Optimized outer volume suppression for single-shot fast spin-echo cardiac imaging.

Abstract

Among the ultrafast MRI techniques, the single-shot fast spin-echo sequence offers a robust alternative to echo planar imaging, essentially because of a much reduced sensitivity to B0 inhomogeneity. This property is particularly appealing in situations in which B0 inhomogeneities can be severe and difficult to correct, such as in cardiac imaging. With single-shot cardiac imaging, however, achieving high resolution over the necessarily large field of views without introducing back-folding artifacts is problematic. One option is to use multishot sequences. However, then issues related to cardiac gating arise. Another solution is to use, optimized presaturation slabs with quadratic phase pulses generated by the Shinnar-LeRoux algorithm. These can be set to reduce the field of view in the phase-encoding direction, resulting in a reduction in the number of phase-encoding steps.
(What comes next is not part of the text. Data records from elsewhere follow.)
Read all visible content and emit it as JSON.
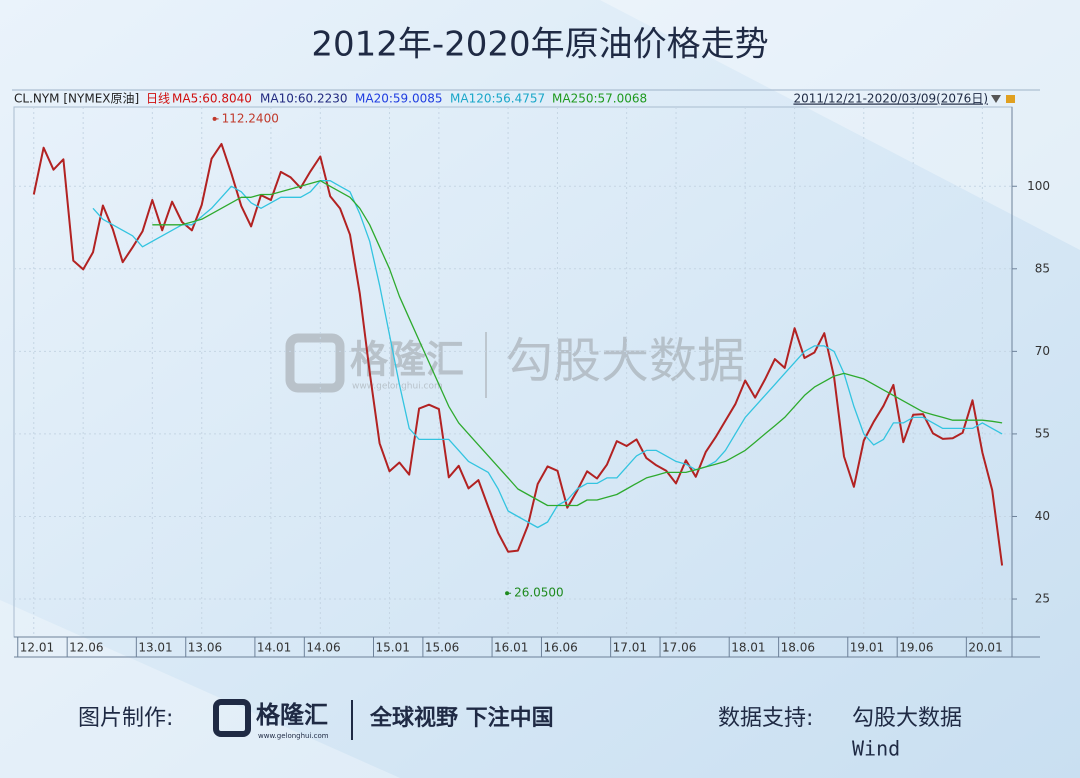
{
  "title": "2012年-2020年原油价格走势",
  "header": {
    "symbol": "CL.NYM [NYMEX原油]",
    "period": "日线",
    "ma5": "MA5:60.8040",
    "ma10": "MA10:60.2230",
    "ma20": "MA20:59.0085",
    "ma120": "MA120:56.4757",
    "ma250": "MA250:57.0068",
    "range": "2011/12/21-2020/03/09(2076日)"
  },
  "watermark": {
    "brand": "格隆汇",
    "url": "www.gelonghui.com",
    "name": "勾股大数据"
  },
  "footer": {
    "made_by": "图片制作:",
    "brand": "格隆汇",
    "url": "www.gelonghui.com",
    "slogan": "全球视野 下注中国",
    "source_label": "数据支持:",
    "source_1": "勾股大数据",
    "source_2": "Wind"
  },
  "chart_data": {
    "type": "line",
    "x": [
      0,
      1,
      2,
      3,
      4,
      5,
      6,
      7,
      8,
      9,
      10,
      11,
      12,
      13,
      14,
      15,
      16,
      17,
      18,
      19,
      20,
      21,
      22,
      23,
      24,
      25,
      26,
      27,
      28,
      29,
      30,
      31,
      32,
      33,
      34,
      35,
      36,
      37,
      38,
      39,
      40,
      41,
      42,
      43,
      44,
      45,
      46,
      47,
      48,
      49,
      50,
      51,
      52,
      53,
      54,
      55,
      56,
      57,
      58,
      59,
      60,
      61,
      62,
      63,
      64,
      65,
      66,
      67,
      68,
      69,
      70,
      71,
      72,
      73,
      74,
      75,
      76,
      77,
      78,
      79,
      80,
      81,
      82,
      83,
      84,
      85,
      86,
      87,
      88,
      89,
      90,
      91,
      92,
      93,
      94,
      95,
      96,
      97,
      98
    ],
    "series": [
      {
        "color": "#b22222",
        "values": [
          98.5,
          107,
          103,
          104.9,
          86.5,
          84.9,
          88,
          96.5,
          92.2,
          86.2,
          88.9,
          91.8,
          97.5,
          92,
          97.2,
          93.5,
          91.97,
          96.6,
          105,
          107.7,
          102.3,
          96.4,
          92.7,
          98.4,
          97.5,
          102.6,
          101.6,
          99.7,
          102.7,
          105.4,
          98.2,
          95.96,
          91.2,
          80.5,
          66.2,
          53.3,
          48.2,
          49.8,
          47.6,
          59.6,
          60.3,
          59.5,
          47.1,
          49.2,
          45.1,
          46.6,
          41.7,
          37,
          33.6,
          33.8,
          38.3,
          45.9,
          49.1,
          48.3,
          41.6,
          44.7,
          48.2,
          46.9,
          49.4,
          53.7,
          52.8,
          54,
          50.6,
          49.3,
          48.3,
          46,
          50.2,
          47.2,
          51.7,
          54.4,
          57.4,
          60.4,
          64.7,
          61.6,
          64.9,
          68.6,
          67,
          74.2,
          68.8,
          69.8,
          73.3,
          65.3,
          50.9,
          45.4,
          53.8,
          57.2,
          60.1,
          63.9,
          53.5,
          58.5,
          58.6,
          55.1,
          54.1,
          54.2,
          55.2,
          61.1,
          51.6,
          44.8,
          31.1
        ]
      },
      {
        "color": "#33c4e0",
        "values": [
          null,
          null,
          null,
          null,
          null,
          null,
          96,
          94,
          93,
          92,
          91,
          89,
          90,
          91,
          92,
          93,
          93,
          94.5,
          96,
          98,
          100,
          99,
          97,
          96,
          97,
          98,
          98,
          98,
          99,
          101,
          101,
          100,
          99,
          95,
          90,
          82,
          73,
          64,
          56,
          54,
          54,
          54,
          54,
          52,
          50,
          49,
          48,
          45,
          41,
          40,
          39,
          38,
          39,
          42,
          43,
          45,
          46,
          46,
          47,
          47,
          49,
          51,
          52,
          52,
          51,
          50,
          49.5,
          48.5,
          49,
          50,
          52,
          55,
          58,
          60,
          62,
          64,
          66,
          68,
          70,
          71,
          71,
          70,
          66,
          60,
          55,
          53,
          54,
          57,
          57,
          58,
          58,
          57,
          56,
          56,
          56,
          56,
          57,
          56,
          55
        ]
      },
      {
        "color": "#2eaa2e",
        "values": [
          null,
          null,
          null,
          null,
          null,
          null,
          null,
          null,
          null,
          null,
          null,
          null,
          93,
          93,
          93,
          93,
          93.5,
          94,
          95,
          96,
          97,
          98,
          98,
          98.5,
          98.5,
          99,
          99.5,
          100,
          100.5,
          101,
          100,
          99,
          98,
          96,
          93,
          89,
          85,
          80,
          76,
          72,
          68,
          64,
          60,
          57,
          55,
          53,
          51,
          49,
          47,
          45,
          44,
          43,
          42,
          42,
          42,
          42,
          43,
          43,
          43.5,
          44,
          45,
          46,
          47,
          47.5,
          48,
          48,
          48,
          48.5,
          49,
          49.5,
          50,
          51,
          52,
          53.5,
          55,
          56.5,
          58,
          60,
          62,
          63.5,
          64.5,
          65.5,
          66,
          65.5,
          65,
          64,
          63,
          62,
          61,
          60,
          59,
          58.5,
          58,
          57.5,
          57.5,
          57.5,
          57.5,
          57.3,
          57
        ]
      }
    ],
    "annotations": [
      {
        "x": 18.3,
        "value": 112.24,
        "label": "112.2400",
        "color": "#c0392b"
      },
      {
        "x": 47.9,
        "value": 26.05,
        "label": "26.0500",
        "color": "#1e8a1e"
      }
    ],
    "xlim": [
      -2,
      99
    ],
    "xticks": [
      {
        "value": 0,
        "label": "12.01"
      },
      {
        "value": 5,
        "label": "12.06"
      },
      {
        "value": 12,
        "label": "13.01"
      },
      {
        "value": 17,
        "label": "13.06"
      },
      {
        "value": 24,
        "label": "14.01"
      },
      {
        "value": 29,
        "label": "14.06"
      },
      {
        "value": 36,
        "label": "15.01"
      },
      {
        "value": 41,
        "label": "15.06"
      },
      {
        "value": 48,
        "label": "16.01"
      },
      {
        "value": 53,
        "label": "16.06"
      },
      {
        "value": 60,
        "label": "17.01"
      },
      {
        "value": 65,
        "label": "17.06"
      },
      {
        "value": 72,
        "label": "18.01"
      },
      {
        "value": 77,
        "label": "18.06"
      },
      {
        "value": 84,
        "label": "19.01"
      },
      {
        "value": 89,
        "label": "19.06"
      },
      {
        "value": 96,
        "label": "20.01"
      }
    ],
    "ylim": [
      18.1,
      114.4
    ],
    "yticks": [
      25,
      40,
      55,
      70,
      85,
      100
    ],
    "grid": true
  }
}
For instance, for a 1 x 2-mm spatial resolution, over a rectangular, 250 x 125-mm field of view, and using a half Fourier acquisition, an echo-train length of only 40 is required. With a 4.5-msec echo spacing, the total imaging time is approximately 180 msec. The efficacy of this solution on phantoms and volunteers is demonstrated. Multislice short-axis examinations of the whole heart, realized within a single short breath-hold of approximately 10 seconds, are shown. The possibility of investigating not only cardiac anatomy but also both contractility and myocardial perfusion is discussed.